The most potent natural carcinogen is thought to be Aflatoxin B1, which is produced by the fungus Aspergillus flavus that often grows on grains and nuts such as peanuts stored in hot, humid environments. Found in rice, soybeans, corn, and wheat as well, it is a potent liver carcinogen causing Heptocellular carcinoma, which will kill almost every patient that contracts it within one year. It causes cancer by attacking the p53 gene in humans, which works as a tumor-suppressing gene.

Radionuclide and radiation sources are also carcinogens. One of the most common, widespread carcinogens in this category is radon gas, which is naturally emitted from trace elements of uranium in soil. Radon gas is the second leading cause of lung cancer in the United States after cigarette smoking, killing an estimated 15,000-22,000 people per year.
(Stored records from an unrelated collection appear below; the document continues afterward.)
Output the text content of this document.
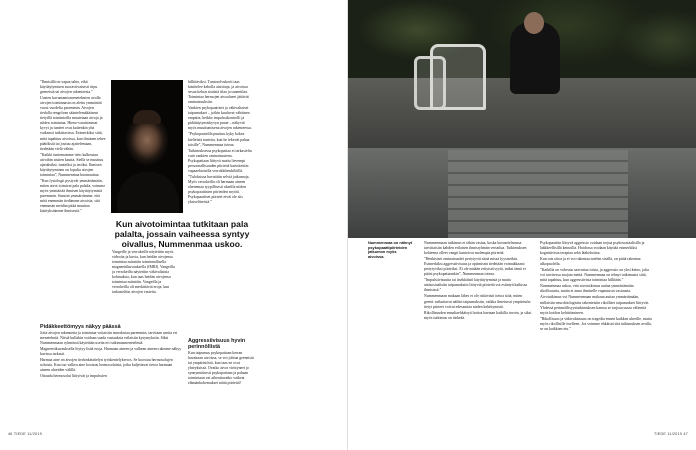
”Ihmisillä on vapaa tahto, eikä käyttäytymisen suoraviivaisesti riipu geeneistä tai aivojen rakenteesta.”

Uusien kuvantamismenetelmien avulla aivojen toiminnasta on alettu ymmärtää vuosi vuodelta paremmin. Aivojen tiedolla rengolvan sääntelemäkääseni tietyillä toimintoilla muutetaan aivoja ja niiden toimintaa. Hieno-varaisimmat kyvyt ja tunteet ovat kuitenkin yhä vaikeasti tutkittavissa. Esimerkiksi siitä, mitä tapahtuu aivoissa, kun ihminen tekee päätöksiä tai joutuu ajattelemaan, tiedetään vielä vähän.

”Kaikki tuntemamme tieto kulkeutuu aivoihin aistien kautta. Siellä se muuttuu ajatuksiksi, tunteiksi ja teoiksi. Ihmisen käyttäytyminen on lopulta aivojen toimintaa”, Nummenmaa huomauttaa.

”Kun fysiologit pystyvät ymmärtämään, miten aivot toimivat pala palalta, voimme myös ymmärtää ihmisen käyttäytymistä paremmin. Samoin ymmärrämme, että mitä enemmän tiedämme aivoista, sitä enemmän meidän pitää muuttaa käsityksiämme ihmisestä.”

Pidäkkeettömyys näkyy päässä

Jotta aivojen rakennetta ja toimintaa voitaisiin muodostaa paremmin, tarvitaan useita eri menetelmiä. Niistä kullakin voidaan saada vastauksia erilaisiin kysymyksiin. Siksi Nummenmaan ryhmässä käytetään useita eri tutkimusmenetelmiä.

Magneettikuvauksella löytyy lisää eroja. Harmaan aineen ja valkean aineen rakenne näkyy kuvissa tarkasti.

Harmaa aine on aivojen tiedonkäsittelyn työskentelykerros. Se koostuu hermosolujen soluista. Kun tuo valkea aine koostuu hermosoluista, jotka kuljettavat tietoa harmaan aineen alueiden välillä.

Ottaudu hermosolut liittyivät ja impulssien

Kun aivotoimintaa tutkitaan pala palalta, jossain vaiheessa syntyy oivallus, Nummenmaa uskoo.

hillittäviksi. Tuntosolvukorit taas käsittelee keholla aistittuja, ja aivoissa sesua kehon sisäistä tilaa ja tunnetilaa. Toimintaa hermojen aivoalueet jättävät ominaisuuksiin.

Vankien psykopaattiset ja väkivaltaiset taipumukset – joihin kuuluvat vähäinen empatia, heikko impulssikontrolli ja pidättäytymiskyvyn puute – näkyvät myös muuttumisena aivojen rakenteessa.

”Psykopaateilla puuttuu kyky kokea kielteisiä tunteita, kun he tekevät pahaa toisille”, Nummenmaa toteaa.

Tutkimuksessa psykopatiaa ei tarkasteltu vain vankien ominaisuutena. Psykopatiaan liittyvä mutta lievempi persoonallisuuden piirteitä kartoitettiin vapaaehtoisilla verrokkihenkilöillä.

”Tuloksissa havaittiin selviä jatkumoja. Myös verrokeilla oli harmaan aineen ohenemaa tyypillisesti alueilla niiden psykopaattisten piirteiden myötä. Psykopaattiset piirteet eivät ole siis yksiselitteisiä.”

Vangeille ja verrokeille näytettiin myös videoita ja kuvia, kun heidän aivojensa toimintaa mitattiin toiminnallisella magneettikuvauksella (fMRI). Vangeilla ja verrokeilla näytettiin väkivaltaisia kohtauksia, kun taas heidän aivojensa toimintaa mitattiin. Vangeilla ja verrokeilla oli merkittäviä eroja, kun tarkasteltiin aivojen vasteita.

Aggressiivisuus hyvin perinnöllistä

Kun taipumus psykopatiaan kerran havaitaan aivoissa, se voi johtua geeneistä tai ympäristöstä, kun taas ne ovat yhteyksissä. Ovatko aivot virittyneet jo synnynnäisesti psykopatiaan ja pahaan toimintaan vai aiheuttavatko vaikeat elämänkokemukset näitä piirteitä?

46 TIEDE 11/2019
Nummenmaa on nähnyt psykopaattipiirteiden jatkumon myös aivoissa.

Nummenmaan tutkimus ei tähän vastaa, koska koeasetelmassa tarvittaisiin kahden erilaisen ihmisryhmän vertailua. Tutkimuksen kohteena olleet vangit kantoivat molempia piirteitä.

”Henkisiset ominaisuudet periytyvät siinä missä fyysisetkin. Esimerkiksi aggressiivisuus ja optimismi tiedetään voimakkaasti periytyviksi piirteiksi. Ei ole mitään erityistä syytä, miksi tämä ei pätisi psykopatiaankin”, Nummenmaa toteaa.

”Impulsiivisuutta tai itsekkäästi käyttäytymistä ja muita antisosiaalisiin taipumuksiin liittyviä piirteitä voi esiintyä kaikissa ihmisissä.”

Nummenmaan mukaan lähes ei ole riittävästi tietoa siitä, miten geenit vaikuttavat näihin taipumuksiin, vaikka ilmeisesti ympäristön tietyt piirteet voivat edesauttaa niiden kehittymistä.

Rikollisuuden ennaltaehkäisyä hoitoa haetaan kaikilla tavoin, ja siksi myös tutkimus on tärkeää.

Psykopaattiin liittyvä aggressio voidaan torjua psykososiaalisilla ja lääkkeellisillä keinoilla. Hoidossa voidaan käyttää esimerkiksi kognitiivista terapiaa sekä lääkehoitoa.

Kun rais ottoa ja ei voi rakentaa mielen sisällä, on pitää rakentaa ulkopuolella.

”Kaikilla on vahvuus saavuttaa toisia, ja aggressio on yksi keino, joka voi tarvitessa suojata meitä. Nummenmaa on tehnyt tutkimusta siitä, mitä tapahtuu, kun aggressiivista toimintaa hillitään.”

Nummenmaa uskoo, että aivotutkimus auttaa ymmärtämään rikollisuutta, mutta ei anna ihmiselle vapautusta vastuusta.

Aivotutkimus voi Nummenmaan mukaan auttaa ymmärtämään, millaisiin neurobiologisiin rakenteisiin rikolliset taipumukset liittyvät. Yhdessä perinnöllisyystutkimuksen kanssa se tarjoaa uusia välineitä myös hoidon kehittämiseen.

”Rikollisuus ja väkivaltaisuus on tragedia ennen kaikkea uhreille, mutta myös rikollisille itselleen. Jos voimme ehkäistä sitä tutkimuksen avulla, se on kaikkien etu.”

TIEDE 11/2019 47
The World Health Organization estimates that radon gas exposure accounts for 6%-15% of all cases of lung cancer worldwide.

Thousands of other potential carcinogens exist in nature and as a direct and indirect result of human industrial processes. Tobacco smoke is known to contain 43 carcinogenic agents, and benzene vapors in gasoline can lead to immune system breakdowns causing leukemia. Dozens of potent carcinogens exist as organic compounds in the average turkey dinner Americans eat for the Thanksgiving holiday. Carcinogens are also found in many cosmetics, as well as in synthetic food preservatives, additives, and coloring agents in the food supply. It is essentially impossible to avoid contact with all carcinogenic agents, but, with thoughtful effort and planning, exposure can be greatly minimized.